Peran Ibu sebagai Jantung Literasi Keluarga
Menumbuhkan budaya membaca di tengah masyarakat tidak bisa hanya diserahkan kepada sekolah, melainkan harus dimulai dari ruang keluarga dengan figur ibu sebagai penggerak utamanya. Untuk mendekatkan akses bahan bacaan yang berkualitas, layanan Perpustakaan Keliling hadir menyapa warga secara langsung, contohnya melalui kegiatan di dua titik lokasi Batu Aji, yakni Posyandu Rosela dan TK Bintang Pertiwi.
Kegiatan di dua tempat ini merupakan upaya untuk menjangkau kelompok sasaran yang paling krusial dalam ekosistem literasi dini: para ibu balita dan anak-anak usia prasekolah.
Hadir di Tengah Layanan Posyandu Rosela


Senin (03/08) pagi itu, suasana halaman balai Posyandu Rosela, Batu Aji, sedikit berbeda. Di tengah kesibukan para ibu yang membawa balita mereka untuk melakukan penimbangan rutin, imunisasi, dan pemantauan tumbuh kembang, tampak sebuah mobil perpustakaan keliling yang terparkir menghadirkan ratusan jendela dunia yang siap dieksplorasi lewat lembar-lembar bacaan.
Kehadiran layanan perpustakaan keliling ini memberikan warna tersendiri dan seketika mencairkan suasana. Sambil menunggu giliran panggilan pemeriksaan kesehatan anak, para ibu memanfaatkan waktu luang dengan melihat-lihat ragam buku cerita yang tersaji.

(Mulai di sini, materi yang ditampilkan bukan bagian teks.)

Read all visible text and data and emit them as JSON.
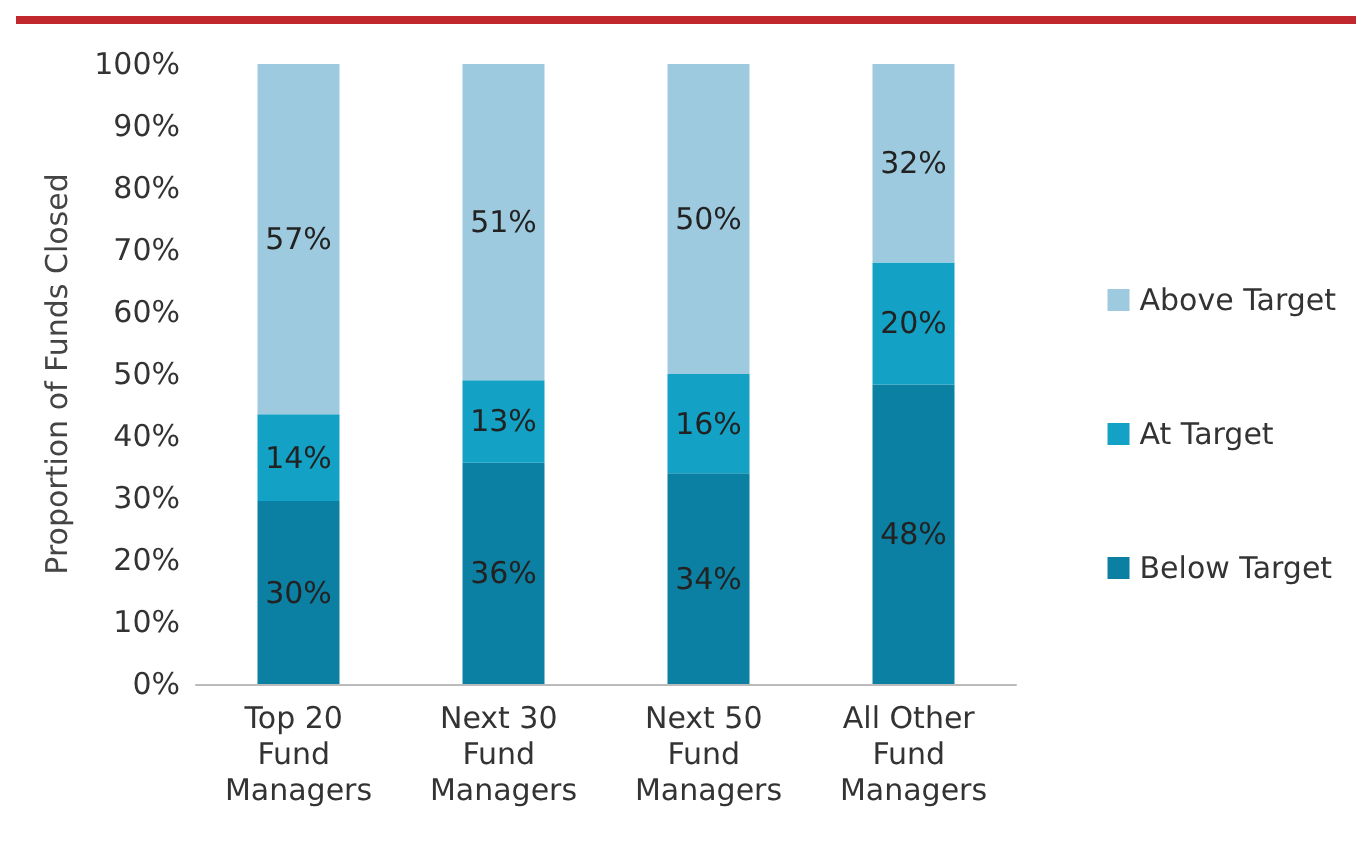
{
  "chart_data": {
    "type": "bar",
    "stacked": true,
    "ylabel": "Proportion of Funds Closed",
    "categories": [
      "Top 20 Fund Managers",
      "Next 30 Fund Managers",
      "Next 50 Fund Managers",
      "All Other Fund Managers"
    ],
    "series": [
      {
        "name": "Below Target",
        "color": "#0b80a2",
        "values": [
          29.5,
          35.7,
          34,
          48.3
        ],
        "value_labels": [
          "30%",
          "36%",
          "34%",
          "48%"
        ]
      },
      {
        "name": "At Target",
        "color": "#13a2c6",
        "values": [
          14,
          13.3,
          16,
          19.7
        ],
        "value_labels": [
          "14%",
          "13%",
          "16%",
          "20%"
        ]
      },
      {
        "name": "Above Target",
        "color": "#9ecadf",
        "values": [
          56.5,
          51,
          50,
          32
        ],
        "value_labels": [
          "57%",
          "51%",
          "50%",
          "32%"
        ]
      }
    ],
    "ylim": [
      0,
      100
    ],
    "yticks": [
      {
        "value": 0,
        "label": "0%"
      },
      {
        "value": 10,
        "label": "10%"
      },
      {
        "value": 20,
        "label": "20%"
      },
      {
        "value": 30,
        "label": "30%"
      },
      {
        "value": 40,
        "label": "40%"
      },
      {
        "value": 50,
        "label": "50%"
      },
      {
        "value": 60,
        "label": "60%"
      },
      {
        "value": 70,
        "label": "70%"
      },
      {
        "value": 80,
        "label": "80%"
      },
      {
        "value": 90,
        "label": "90%"
      },
      {
        "value": 100,
        "label": "100%"
      }
    ],
    "grid": false,
    "legend": "right"
  }
}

Momentum ini tidak disia-siakan oleh petugas untuk memberikan edukasi singkat mengenai pentingnya mengenalkan buku sejak bayi. Para ibu diajak menjadikan aktivitas membaca sebagai rutinitas hangat di rumah, sebagai langkah preventif paling ampuh untuk mengalihkan anak dari kecanduan gawai.
Menyapa Dunia Literasi Bersama TK Bintang Pertiwi



Rabu pagi (12/08), teras TK Bintang Pertiwi tampak semarak dipadati para guru, siswa-siswi, serta para ibu yang hadir mengikuti kegiatan literasi: membaca bersama orang tua. Di sini, suasana berubah menjadi ceria dan penuh warna dengan hadirnya mobil layanan perpustakaan keliling.

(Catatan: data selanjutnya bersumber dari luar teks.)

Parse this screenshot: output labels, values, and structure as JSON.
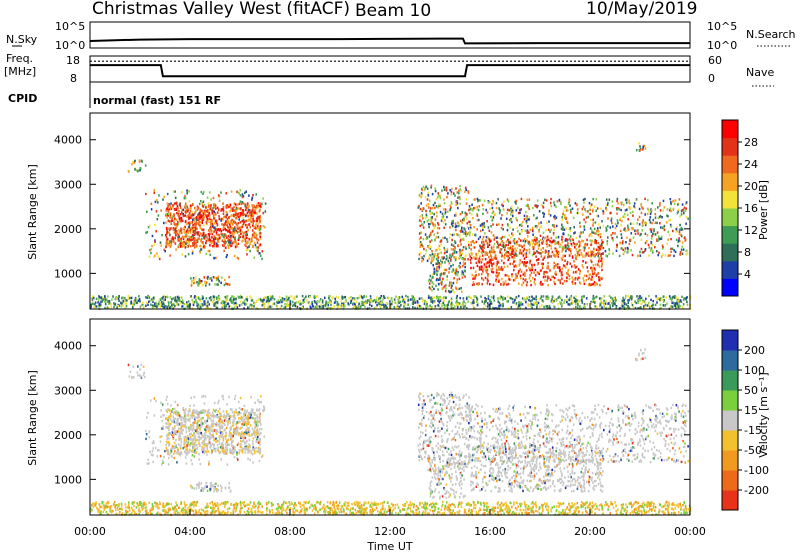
{
  "header": {
    "title": "Christmas Valley West (fitACF)",
    "beam": "Beam 10",
    "date": "10/May/2019"
  },
  "panels": {
    "nsky_label": "N.Sky",
    "nsky_ticks": [
      "10^5",
      "10^0"
    ],
    "nsearch_label": "N.Search",
    "nsearch_ticks": [
      "10^5",
      "10^0"
    ],
    "freq_label": "Freq.",
    "freq_unit": "[MHz]",
    "freq_ticks": [
      "18",
      "8"
    ],
    "nave_label": "Nave",
    "nave_ticks": [
      "60",
      "0"
    ],
    "cpid_label": "CPID",
    "cpid_value": "normal (fast) 151 RF"
  },
  "chart_data": [
    {
      "type": "line",
      "name": "nsky-nsearch",
      "x": [
        "00:00",
        "02:00",
        "04:00",
        "06:00",
        "08:00",
        "10:00",
        "12:00",
        "14:00",
        "14:55",
        "15:00",
        "18:00",
        "20:00",
        "22:00",
        "24:00"
      ],
      "y": [
        0.35,
        0.45,
        0.48,
        0.48,
        0.48,
        0.48,
        0.5,
        0.52,
        0.52,
        0.18,
        0.2,
        0.2,
        0.2,
        0.2
      ]
    },
    {
      "type": "line",
      "name": "frequency",
      "x": [
        "00:00",
        "02:50",
        "02:55",
        "15:00",
        "15:05",
        "24:00"
      ],
      "y": [
        14.5,
        14.5,
        10.2,
        10.2,
        14.5,
        14.5
      ],
      "nave_dotted": 48
    },
    {
      "type": "heatmap",
      "name": "power",
      "xlabel": "",
      "ylabel": "Slant Range [km]",
      "y_ticks": [
        "1000",
        "2000",
        "3000",
        "4000"
      ],
      "ylim": [
        200,
        4600
      ],
      "colorbar_label": "Power [dB]",
      "colorbar_ticks": [
        "4",
        "8",
        "12",
        "16",
        "20",
        "24",
        "28"
      ],
      "colorbar_colors": [
        "#0000ff",
        "#1f3fa8",
        "#2f6f5a",
        "#3e9c55",
        "#8bd048",
        "#f2e23a",
        "#f6a323",
        "#ef6a1e",
        "#e23218",
        "#ff0000"
      ]
    },
    {
      "type": "heatmap",
      "name": "velocity",
      "xlabel": "Time UT",
      "ylabel": "Slant Range [km]",
      "x_ticks": [
        "00:00",
        "04:00",
        "08:00",
        "12:00",
        "16:00",
        "20:00",
        "00:00"
      ],
      "y_ticks": [
        "1000",
        "2000",
        "3000",
        "4000"
      ],
      "ylim": [
        200,
        4600
      ],
      "colorbar_label": "Velocity [m s⁻¹]",
      "colorbar_ticks": [
        "200",
        "100",
        "50",
        "15",
        "-15",
        "-50",
        "-100",
        "-200"
      ],
      "colorbar_colors": [
        "#1f2fb0",
        "#2e6a9e",
        "#3a9a5a",
        "#7bcf3d",
        "#c8c8c8",
        "#f4c12e",
        "#f29a20",
        "#ec6a1a",
        "#e8331a"
      ]
    }
  ]
}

​Dipandu langsung oleh para guru, anak-anak diajak larut dalam keseruan membaca bersama serta permainan interaktif menggunakan buku-buku bergambar yang menarik. Kegiatan ini bertujuan merangsang imajinasi anak, memperkaya kosakata, serta menumbuhkan kecintaan pada buku sejak usia dini.


Tidak hanya fokus pada anak, para ibu yang turut mendampingi juga mendapatkan pembekalan bermakna mengenai peran mereka dalam membangun kebiasaan membaca di rumah. Para ibu diajak untuk pintar membagi waktu serta menjadikan momen mendampingi buah hati belajar dan membaca sebagai sarana mempererat ikatan emosional yang hangat dan menyenangkan.

Dengan mengoptimalkan peran ibu sebagai motor penggerak literasi keluarga, diharapkan tingkat literasi masyarakat dapat meningkat secara signifikan dari akar rumput, melahirkan generasi masa depan yang cerdas, kritis, dan cinta membaca.